Guess, what? Soup in the summertime isn’t everyone’s favorite. That’s why I like to use frozen corn in this recipe.
It doesn’t have to be corn that you have frozen yourself. Grocery stores carry great frozen “fresh” corn and it works beautifully in a soup like this.
I would really avoid using canned corn when making this. Sometimes canned vegetables overwhelm a recipe when it comes to taste. If that is all you have, feel free.

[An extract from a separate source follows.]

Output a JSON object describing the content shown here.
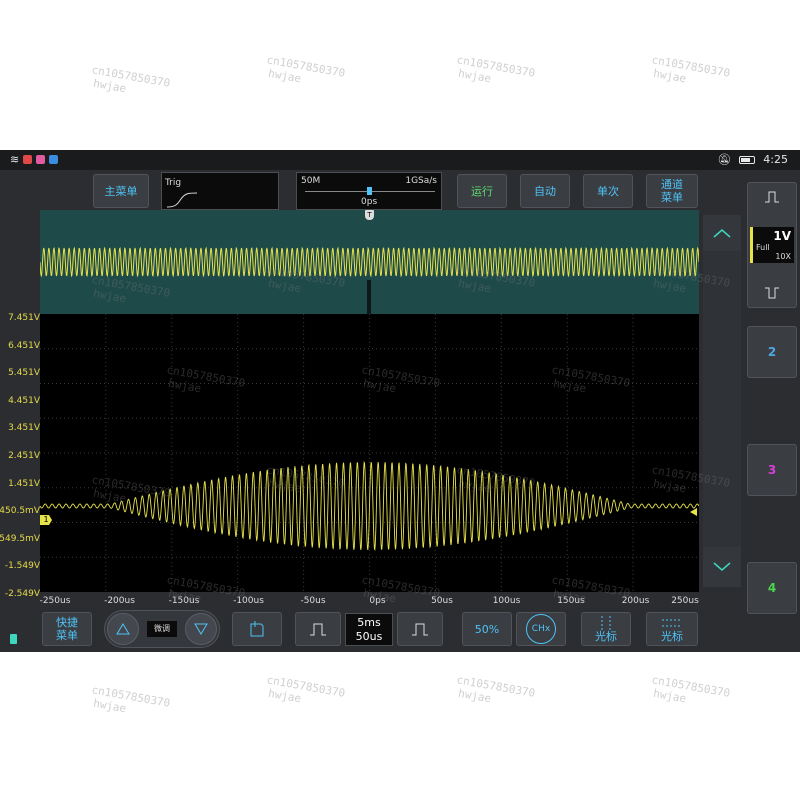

Frozen is always a better option, though.
Enjoy these other comforting recipes!
Corn Chowder Recipe
- 1 Large Red Bell Pepper, Stem and Seeds Removed, Diced
- 2 Medium Carrots, Peeled and Diced
- 1/2 Medium Yellow Onion, Diced
- 2 Cups Frozen Corn, Thawed
- 2 Medium Russet Potatoes, Peeled and Cubed
- 6 Slices Bacon
- 3 TBSP Butter, Divided
- 3 TBSP All Purpose Flour
- 1/2 tsp Kosher Salt
- 1/4 tsp Freshly Cracked Pepper
- 8 Cups Chicken Stock
- 1 Cup Half and Half
- Shredded Colby Jack Cheese
- Green Onions, Sliced
- Preheat a large heavy bottomed pot over medium high heat.
- Cook bacon slices until just crispy and remove to a paper towel lined plate and crumble up into pieces. Keep bacon grease in pot and leave the heat on medium high.
- Add in 1 tablespoon of butter and once it’s melted add in diced red peppers, diced onions and diced carrots. Stir and cook for 3-4 minutes until vegetables are tender and slightly golden brown.
- Season with salt and pepper.
- Add in remaining butter and let it melt for about 30 seconds.
- Whisk in flour until well incorporated and cook for 1 minute.
- Slowly stir in chicken stock and whisk to combine to prevent lumps from forming.
- Bring soup to a boil.
- Add in potatoes and corn and cook for 12-15 minutes or until potatoes are tender.
- Reduce heat to a simmer and stir in half of the bacon and half and half. Cook for 5 minutes.
- Serve and garnish with reserved crumbled bacon, shredded cheese and sliced green onions.